Es algo relativamente frecuente en esta zona, tanto que incluso tradicionalmente se habla de la existencia de un día de la hormiga voladora. En realidad no se trata de un día, sino de un periodo, que va desde julio hasta finales de agosto. En él, las reinas más jóvenes levantan el vuelo, en busca de machos con los que aparearse, hasta dar lugar a una especie de “orgía” aérea, que termina con un final de lo más rocambolesco: los machos muertos y las hembras arrancándose sus propias alas a mordiscos. Desde luego, es mucho más llamativo que un poco más de lluvia sobre Inglaterra.

Todo depende del clima

Las grandes masas de hormigas voladoras han sido descritas por los ingleses durante siglos, coincidiendo con el periodo estival.

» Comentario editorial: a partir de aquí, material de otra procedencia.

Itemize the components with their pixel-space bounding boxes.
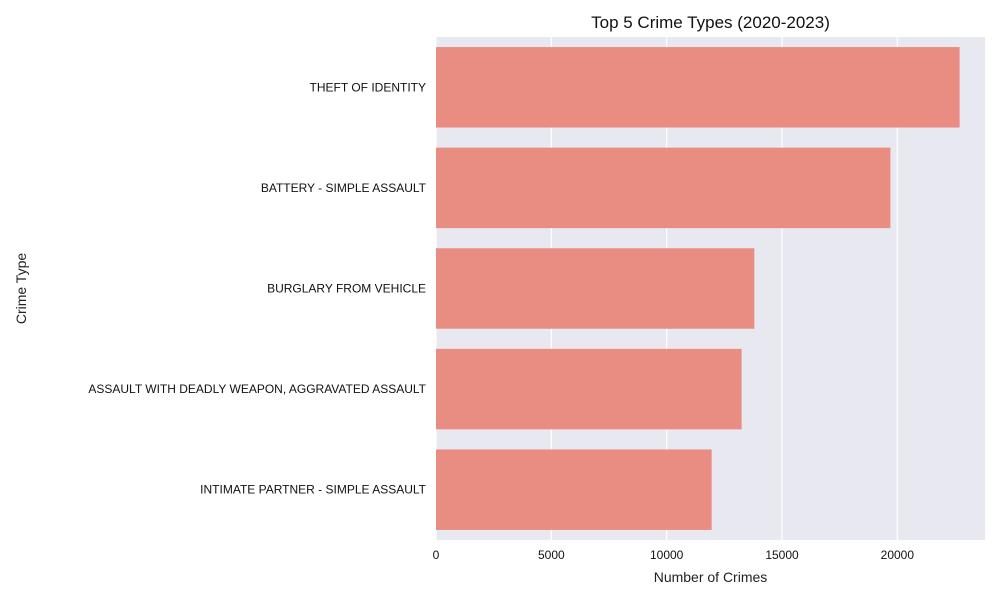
bar xyxy=(436,348,742,430)
x-axis-label: Number of Crimes xyxy=(654,569,768,585)
x-tick-label: 20000 xyxy=(881,548,915,562)
bars xyxy=(436,47,960,530)
chart-title: Top 5 Crime Types (2020-2023) xyxy=(591,13,830,32)
x-tick-label: 10000 xyxy=(650,548,684,562)
y-tick-label: BURGLARY FROM VEHICLE xyxy=(267,282,426,296)
y-tick-label: BATTERY - SIMPLE ASSAULT xyxy=(261,181,427,195)
y-tick-label: THEFT OF IDENTITY xyxy=(310,80,426,94)
bar xyxy=(436,248,755,329)
y-axis-label: Crime Type xyxy=(13,253,29,325)
y-tick-labels: THEFT OF IDENTITY BATTERY - SIMPLE ASSAUL… xyxy=(88,80,426,496)
x-tick-label: 5000 xyxy=(538,548,565,562)
bar xyxy=(436,147,891,229)
x-tick-label: 15000 xyxy=(765,548,799,562)
bar xyxy=(436,449,712,530)
y-tick-label: INTIMATE PARTNER - SIMPLE ASSAULT xyxy=(200,483,426,497)
y-tick-label: ASSAULT WITH DEADLY WEAPON, AGGRAVATED A… xyxy=(88,382,426,396)
bar xyxy=(436,47,960,128)
x-tick-labels: 0 5000 10000 15000 20000 xyxy=(433,548,915,562)
x-tick-label: 0 xyxy=(433,548,440,562)
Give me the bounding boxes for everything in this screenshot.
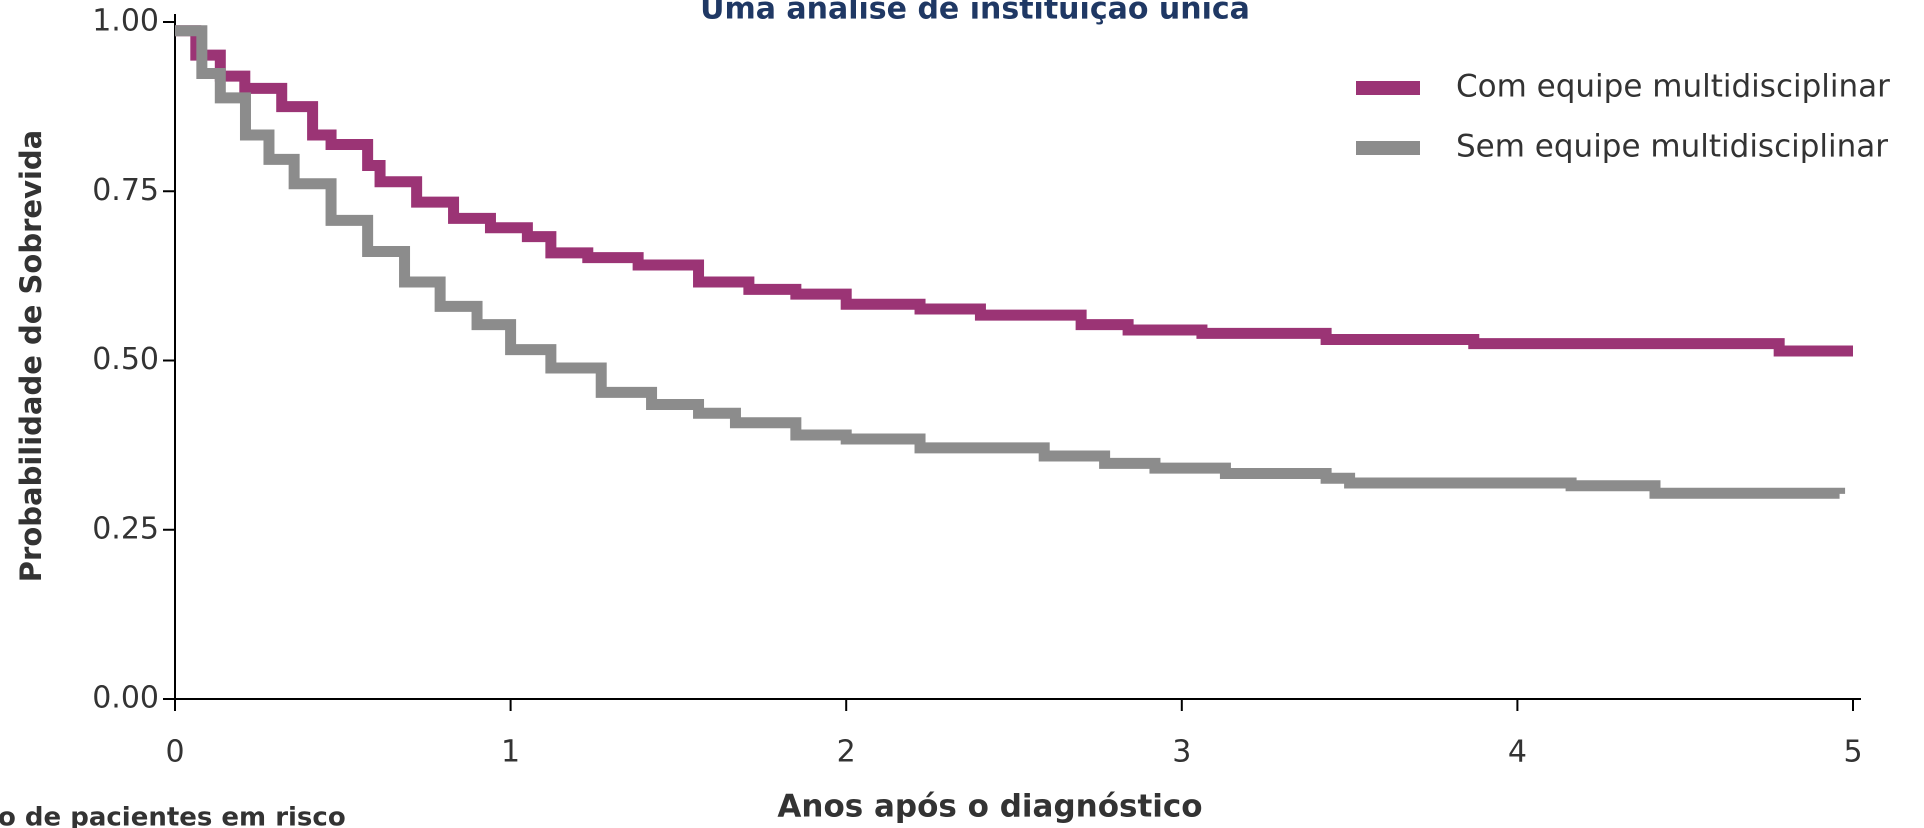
- legend-swatch: [1356, 81, 1420, 95]
- x-tick-label: 0: [165, 735, 184, 770]
- x-tick-label: 1: [501, 735, 520, 770]
- survival-curve: [175, 25, 1846, 499]
- x-tick-label: 4: [1508, 735, 1527, 770]
- legend-swatch: [1356, 141, 1420, 155]
- x-axis-label: Anos após o diagnóstico: [777, 789, 1202, 825]
- y-axis-label: Probabilidade de Sobrevida: [14, 130, 48, 582]
- footnote: o de pacientes em risco: [0, 803, 346, 828]
- y-tick-label: 0.25: [92, 511, 159, 546]
- y-tick-label: 0.75: [92, 173, 159, 208]
- chart-title: Uma análise de instituição única: [700, 0, 1250, 27]
- x-tick-label: 5: [1843, 735, 1862, 770]
- y-tick-label: 0.00: [92, 681, 159, 716]
- y-tick-label: 0.50: [92, 342, 159, 377]
- legend-label: Com equipe multidisciplinar: [1456, 69, 1890, 105]
- legend-label: Sem equipe multidisciplinar: [1456, 129, 1888, 165]
- y-tick-label: 1.00: [92, 4, 159, 39]
- x-tick-label: 2: [837, 735, 856, 770]
- x-tick-label: 3: [1172, 735, 1191, 770]
- survival-curve: [175, 25, 1853, 357]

Sin embargo, no se analizó con detalle hasta 2012, cuando la Real Sociedad de Biología de Reino Unido puso en marcha una encuesta dirigida a que la ciudadanía describiera sus observaciones de estos insectos.

Así pudieron comprobar que para que tuviera lugar el vuelo era necesario que la temperatura ambiental estuviese por encima de los 13ºC y que la velocidad del viento fuese inferior a 6.3 metros por segundo. Según describen estos científicos en un estudio publicado más tarde en Ecography, en el periodo que duraron las investigaciones, todos los días estivales que estuvieron por encima de los 25ºC se observó alguna de estas hormigas realizando su danza aérea.

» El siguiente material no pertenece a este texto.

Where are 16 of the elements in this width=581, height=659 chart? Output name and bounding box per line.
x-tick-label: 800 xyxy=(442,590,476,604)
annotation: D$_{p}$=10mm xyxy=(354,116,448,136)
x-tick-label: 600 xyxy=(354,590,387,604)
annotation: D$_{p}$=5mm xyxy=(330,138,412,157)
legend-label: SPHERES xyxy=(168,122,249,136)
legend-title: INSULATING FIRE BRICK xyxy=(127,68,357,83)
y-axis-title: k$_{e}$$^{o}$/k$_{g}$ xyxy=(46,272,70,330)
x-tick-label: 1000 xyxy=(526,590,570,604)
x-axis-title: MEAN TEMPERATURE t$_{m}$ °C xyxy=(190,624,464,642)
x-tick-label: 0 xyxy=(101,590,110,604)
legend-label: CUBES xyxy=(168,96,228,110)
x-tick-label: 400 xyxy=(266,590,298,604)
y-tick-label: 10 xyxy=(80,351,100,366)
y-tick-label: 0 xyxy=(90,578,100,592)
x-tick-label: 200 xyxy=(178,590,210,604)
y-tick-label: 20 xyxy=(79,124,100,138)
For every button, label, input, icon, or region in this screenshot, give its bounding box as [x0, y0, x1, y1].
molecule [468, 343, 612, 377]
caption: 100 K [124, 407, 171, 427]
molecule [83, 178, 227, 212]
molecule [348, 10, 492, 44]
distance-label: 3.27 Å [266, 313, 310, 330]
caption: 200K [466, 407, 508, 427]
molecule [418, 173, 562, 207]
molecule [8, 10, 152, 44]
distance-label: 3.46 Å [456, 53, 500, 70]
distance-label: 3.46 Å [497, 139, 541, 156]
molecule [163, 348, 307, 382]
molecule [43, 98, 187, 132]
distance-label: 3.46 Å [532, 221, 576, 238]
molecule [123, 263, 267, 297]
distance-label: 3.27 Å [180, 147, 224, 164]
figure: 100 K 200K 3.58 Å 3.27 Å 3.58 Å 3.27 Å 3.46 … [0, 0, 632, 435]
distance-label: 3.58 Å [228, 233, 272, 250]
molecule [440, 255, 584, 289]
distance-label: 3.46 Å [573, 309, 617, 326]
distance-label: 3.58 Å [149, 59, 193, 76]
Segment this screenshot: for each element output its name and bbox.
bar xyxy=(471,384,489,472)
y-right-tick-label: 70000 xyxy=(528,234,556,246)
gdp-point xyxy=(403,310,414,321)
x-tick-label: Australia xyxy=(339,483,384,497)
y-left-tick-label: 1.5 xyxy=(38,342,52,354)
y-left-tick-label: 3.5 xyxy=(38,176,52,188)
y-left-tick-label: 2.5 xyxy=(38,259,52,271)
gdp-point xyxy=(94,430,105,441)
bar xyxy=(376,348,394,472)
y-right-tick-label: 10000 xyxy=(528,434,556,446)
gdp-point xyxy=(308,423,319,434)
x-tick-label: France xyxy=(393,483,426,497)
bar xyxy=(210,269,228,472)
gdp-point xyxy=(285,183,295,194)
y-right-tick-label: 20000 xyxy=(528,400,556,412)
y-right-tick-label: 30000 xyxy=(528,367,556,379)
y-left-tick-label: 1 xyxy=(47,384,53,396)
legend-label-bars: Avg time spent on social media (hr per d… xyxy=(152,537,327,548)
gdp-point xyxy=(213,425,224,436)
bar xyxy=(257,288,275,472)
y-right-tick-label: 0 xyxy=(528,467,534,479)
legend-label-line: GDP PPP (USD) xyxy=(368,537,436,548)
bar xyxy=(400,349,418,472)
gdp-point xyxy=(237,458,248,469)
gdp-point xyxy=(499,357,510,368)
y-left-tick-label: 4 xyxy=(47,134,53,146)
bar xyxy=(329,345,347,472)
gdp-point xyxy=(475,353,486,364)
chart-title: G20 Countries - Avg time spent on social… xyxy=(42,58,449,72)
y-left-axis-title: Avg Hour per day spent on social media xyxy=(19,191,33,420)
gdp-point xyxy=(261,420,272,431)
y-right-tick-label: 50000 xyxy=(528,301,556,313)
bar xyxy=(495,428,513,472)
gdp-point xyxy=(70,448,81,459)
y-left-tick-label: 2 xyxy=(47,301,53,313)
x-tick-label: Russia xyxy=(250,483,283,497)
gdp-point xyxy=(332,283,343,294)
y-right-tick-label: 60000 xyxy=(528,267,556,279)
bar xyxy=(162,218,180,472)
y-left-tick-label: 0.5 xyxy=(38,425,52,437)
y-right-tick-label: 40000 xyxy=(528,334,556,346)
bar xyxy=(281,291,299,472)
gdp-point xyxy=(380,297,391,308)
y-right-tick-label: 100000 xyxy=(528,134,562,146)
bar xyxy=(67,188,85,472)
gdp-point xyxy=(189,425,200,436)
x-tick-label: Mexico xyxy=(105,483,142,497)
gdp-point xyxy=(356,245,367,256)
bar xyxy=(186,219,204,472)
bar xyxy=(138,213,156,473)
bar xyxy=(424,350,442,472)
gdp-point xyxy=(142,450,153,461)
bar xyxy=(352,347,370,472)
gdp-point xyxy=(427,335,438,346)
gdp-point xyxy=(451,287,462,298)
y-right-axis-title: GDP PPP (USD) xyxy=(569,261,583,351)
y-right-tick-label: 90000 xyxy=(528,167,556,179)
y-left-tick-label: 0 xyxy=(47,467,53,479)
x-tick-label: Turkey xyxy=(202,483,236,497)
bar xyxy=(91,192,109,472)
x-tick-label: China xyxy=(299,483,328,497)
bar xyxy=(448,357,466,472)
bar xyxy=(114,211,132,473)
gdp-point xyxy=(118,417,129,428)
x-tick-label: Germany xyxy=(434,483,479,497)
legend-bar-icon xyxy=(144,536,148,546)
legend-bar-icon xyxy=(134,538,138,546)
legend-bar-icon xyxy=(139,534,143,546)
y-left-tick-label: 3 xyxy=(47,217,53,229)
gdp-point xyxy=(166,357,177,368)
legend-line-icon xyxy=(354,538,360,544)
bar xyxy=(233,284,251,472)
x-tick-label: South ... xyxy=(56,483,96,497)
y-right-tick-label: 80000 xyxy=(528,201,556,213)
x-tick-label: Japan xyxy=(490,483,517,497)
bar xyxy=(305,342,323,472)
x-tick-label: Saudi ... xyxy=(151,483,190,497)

¿Por qué se reúnen en el aire las hormigas voladoras?

Esta peculiar danza, compuesta principalmente por insectos de la especie Lasius niger, tiene lugar cuando las reinas jóvenes alzan el vuelo en busca de machos de otras colonias con los que aparearse.

La liberación de feromonas acerca a un gran número de candidatos a compartir su esperma con ellas. En realidad, no sería necesario que lo hicieran todas juntas, pero la generación de estas grandes estructuras en forma de nubes asusta a las aves depredadoras, manteniéndolas alejadas de ellas. No es una orgía por placer, se trata de supervivencia.

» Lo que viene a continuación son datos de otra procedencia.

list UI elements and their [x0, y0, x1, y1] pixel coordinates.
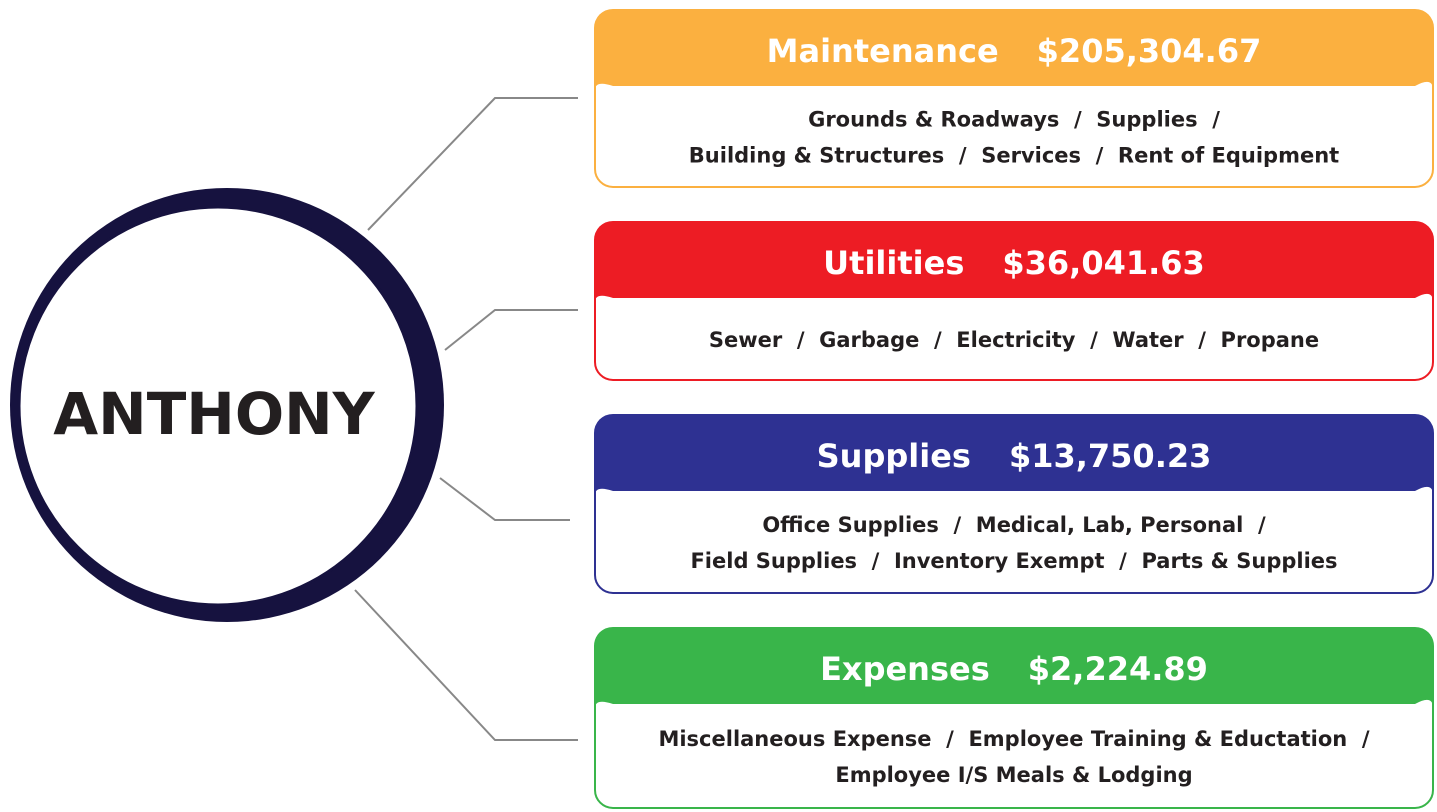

Pero las grandes nubes de hormigas voladoras no solo ahuyentan a los pájaros dispuestos a comérselas. También pueden ser algo molestas para los humanos. De hecho, en 2018 tuvo lugar un curioso suceso durante el torneo de Wimbledon, cuando varios enjambres de insectos inmersos en su vuelo nupcial pusieron la tarea un poco complicada a los tenistas.

Sin embargo, es algo más bien anecdótico. No entrañan ningún peligro y compone un bonito espectáculo para los amantes de la naturaleza.

Un truculento giro de guión en esta historia de amor

Una vez finalizado el apareamiento de hormigas voladoras, los machos suelen morir, mientras que las reinas, ya fecundadas, vuelven a la tierra para iniciar sus propias colonias. Pero antes de eso, se desprenden de sus alas, literalmente a mordiscos. Pasado este momento ya están listas para su nueva andadura.

Este año, como también ocurrió el pasado, tienen un bonito vídeo de su “noche de bodas” captado por los radares meteorológicos. No todo iba a ser lluvia en Reino Unido.